この写真の製品はチューブの本数が60本のタイプです。一本の透明チューブの中には直径1.0mmのプラスチック製光ファイバーが3本入っていますので、光ファイバーは全部で180本使用しています。
 
 光の元の機器の事を「光源機」と呼びます。そこから端までの長さは約2mの光ファイバーです。チューブ内の正体は光ですから感電もしません、熱くもなりません。チューブを水の中に入れてもそのまま光ります。
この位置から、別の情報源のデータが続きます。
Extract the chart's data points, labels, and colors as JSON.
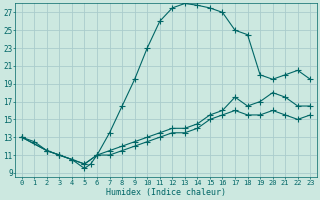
{
  "xlabel": "Humidex (Indice chaleur)",
  "bg_color": "#cce8e0",
  "grid_color": "#aacccc",
  "line_color": "#006666",
  "xlim": [
    -0.5,
    23.5
  ],
  "ylim": [
    8.5,
    28
  ],
  "xticks": [
    0,
    1,
    2,
    3,
    4,
    5,
    6,
    7,
    8,
    9,
    10,
    11,
    12,
    13,
    14,
    15,
    16,
    17,
    18,
    19,
    20,
    21,
    22,
    23
  ],
  "yticks": [
    9,
    11,
    13,
    15,
    17,
    19,
    21,
    23,
    25,
    27
  ],
  "line1_x": [
    0,
    1,
    2,
    3,
    4,
    5,
    5.5,
    6,
    7,
    8,
    9,
    10,
    11,
    12,
    13,
    14,
    15,
    16,
    17,
    18,
    19,
    20,
    21,
    22,
    23
  ],
  "line1_y": [
    13,
    12.5,
    11.5,
    11,
    10.5,
    9.5,
    10,
    11,
    13.5,
    16.5,
    19.5,
    23,
    26,
    27.5,
    28,
    27.8,
    27.5,
    27,
    25,
    24.5,
    20,
    19.5,
    20,
    20.5,
    19.5
  ],
  "line2_x": [
    0,
    2,
    3,
    4,
    5,
    6,
    7,
    8,
    9,
    10,
    11,
    12,
    13,
    14,
    15,
    16,
    17,
    18,
    19,
    20,
    21,
    22,
    23
  ],
  "line2_y": [
    13,
    11.5,
    11,
    10.5,
    10,
    11,
    11.5,
    12,
    12.5,
    13,
    13.5,
    14,
    14,
    14.5,
    15.5,
    16,
    17.5,
    16.5,
    17,
    18,
    17.5,
    16.5,
    16.5
  ],
  "line3_x": [
    0,
    2,
    3,
    4,
    5,
    6,
    7,
    8,
    9,
    10,
    11,
    12,
    13,
    14,
    15,
    16,
    17,
    18,
    19,
    20,
    21,
    22,
    23
  ],
  "line3_y": [
    13,
    11.5,
    11,
    10.5,
    10,
    11,
    11,
    11.5,
    12,
    12.5,
    13,
    13.5,
    13.5,
    14,
    15,
    15.5,
    16,
    15.5,
    15.5,
    16,
    15.5,
    15,
    15.5
  ]
}
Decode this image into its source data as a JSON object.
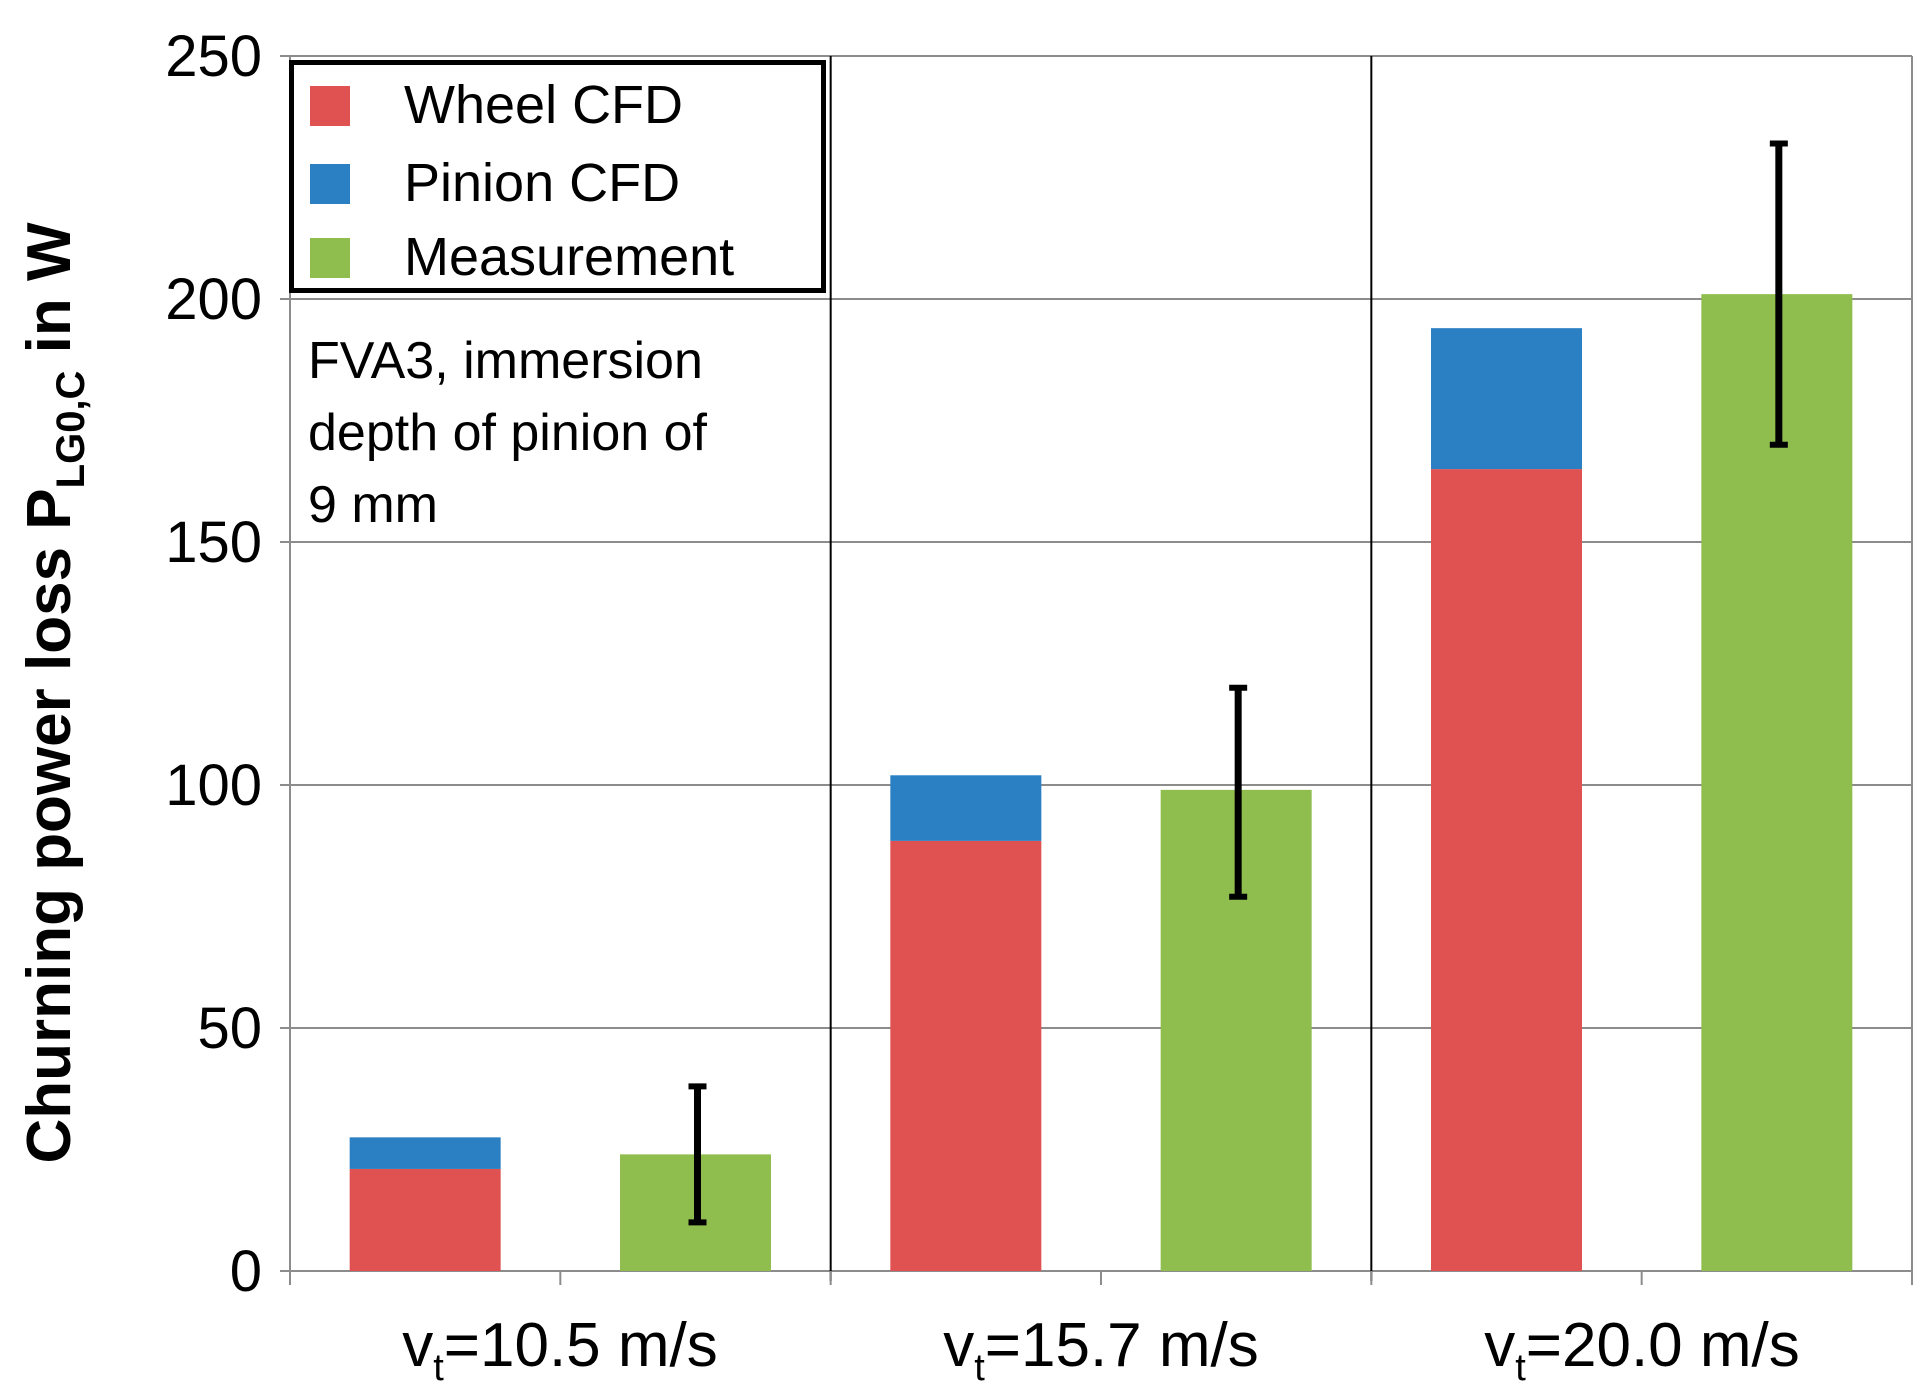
{
  "chart_data": {
    "type": "bar",
    "stacked": true,
    "categories": [
      {
        "var": "v",
        "sub": "t",
        "value": "=10.5 m/s"
      },
      {
        "var": "v",
        "sub": "t",
        "value": "=15.7 m/s"
      },
      {
        "var": "v",
        "sub": "t",
        "value": "=20.0 m/s"
      }
    ],
    "series": [
      {
        "name": "Wheel CFD",
        "color": "#e05252",
        "stack": "CFD",
        "values": [
          21,
          88.5,
          165
        ]
      },
      {
        "name": "Pinion CFD",
        "color": "#2a80c2",
        "stack": "CFD",
        "values": [
          6.5,
          13.5,
          29
        ]
      },
      {
        "name": "Measurement",
        "color": "#8fbe4e",
        "stack": "Measurement",
        "values": [
          24,
          99,
          201
        ],
        "error_bars": [
          [
            10,
            38
          ],
          [
            77,
            120
          ],
          [
            170,
            232
          ]
        ]
      }
    ],
    "ylabel": {
      "main": "Churning power loss P",
      "sub": "LG0,C",
      "suffix": " in W"
    },
    "yticks": [
      "0",
      "50",
      "100",
      "150",
      "200",
      "250"
    ],
    "ylim": [
      0,
      250
    ],
    "grid": true,
    "legend_position": "top-left",
    "annotation": "FVA3, immersion\ndepth of pinion of\n9 mm"
  }
}
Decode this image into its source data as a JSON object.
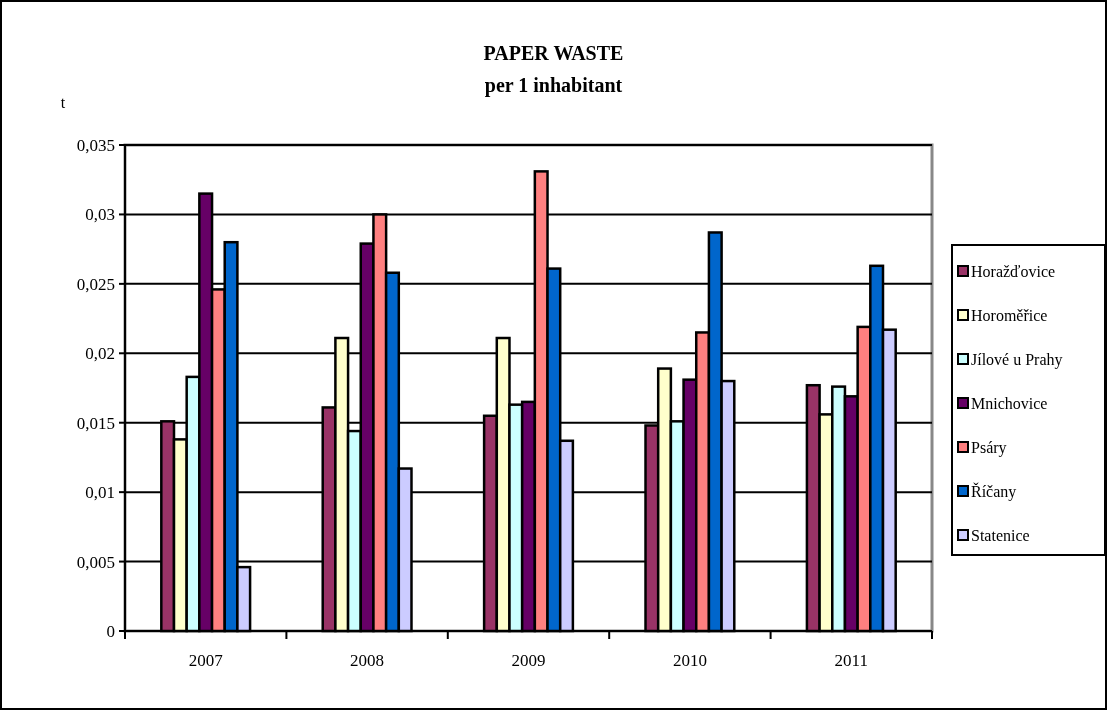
{
  "chart_data": {
    "type": "bar",
    "title": "PAPER WASTE",
    "subtitle": "per 1 inhabitant",
    "ylabel": "t",
    "categories": [
      "2007",
      "2008",
      "2009",
      "2010",
      "2011"
    ],
    "series": [
      {
        "name": "Horažďovice",
        "color": "#993366",
        "values": [
          0.0151,
          0.0161,
          0.0155,
          0.0148,
          0.0177
        ]
      },
      {
        "name": "Horoměřice",
        "color": "#ffffcc",
        "values": [
          0.0138,
          0.0211,
          0.0211,
          0.0189,
          0.0156
        ]
      },
      {
        "name": "Jílové u Prahy",
        "color": "#ccffff",
        "values": [
          0.0183,
          0.0144,
          0.0163,
          0.0151,
          0.0176
        ]
      },
      {
        "name": "Mnichovice",
        "color": "#660066",
        "values": [
          0.0315,
          0.0279,
          0.0165,
          0.0181,
          0.0169
        ]
      },
      {
        "name": "Psáry",
        "color": "#ff8080",
        "values": [
          0.0246,
          0.03,
          0.0331,
          0.0215,
          0.0219
        ]
      },
      {
        "name": "Říčany",
        "color": "#0066cc",
        "values": [
          0.028,
          0.0258,
          0.0261,
          0.0287,
          0.0263
        ]
      },
      {
        "name": "Statenice",
        "color": "#ccccff",
        "values": [
          0.0046,
          0.0117,
          0.0137,
          0.018,
          0.0217
        ]
      }
    ],
    "ylim": [
      0,
      0.035
    ],
    "yticks": [
      0,
      {
        "value": 0.005,
        "label": "0,005"
      },
      {
        "value": 0.01,
        "label": "0,01"
      },
      {
        "value": 0.015,
        "label": "0,015"
      },
      {
        "value": 0.02,
        "label": "0,02"
      },
      {
        "value": 0.025,
        "label": "0,025"
      },
      {
        "value": 0.03,
        "label": "0,03"
      },
      {
        "value": 0.035,
        "label": "0,035"
      }
    ],
    "grid": "y",
    "legend": "right"
  }
}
手で触ったり、曲げたり体に巻き付けたりして遊んでも大丈夫なように耐久性を考慮しています。
 
 このサイドグローの名前の意味は、サイド=側面、グロー=光が発する、ということで光ファイバーの側面から光を発するということのなります。光ファイバーの本来の仕事は光を閉じ込めて長距離間を伝播させるために使用するものですが、このサイドグローは3~4cmの間隔で特殊加工によってその中の光をワザと漏光させてチューブ全体が美しく優しく光るようにしています。

サイドグロー

光の光源はLEDを使用しています。RGB(レッド、グリーン、ブルー)の光の三原色を制御してフルカラーにできるLEDを使用していますのでお好みの光のカラーで使用できます。
 人の好みは十人十色で違いますので、光カラーは自由に選択できるようになっています。さらに、自動でオーロラのようにグラデーションにカラーチェンジするモードや、明るさも調節できます。

月の光のようにやわらかく優しいもの!

 前回のブログで自閉症の東田直樹さんの著書のことに少しふれました。その中で、次のようなことを言っておられます。「僕たちの見ている光は、月の光のようにやわらかく優しいものです。…光を見ていると、僕たちはとても幸せなのです。
 このサイドグローの光は人工の光の中で、特にやわらかくて優しい光です、さらに戯れることも可能だと思っています。
 この光に包まれたとき、幸せになれることを願って製作しました…。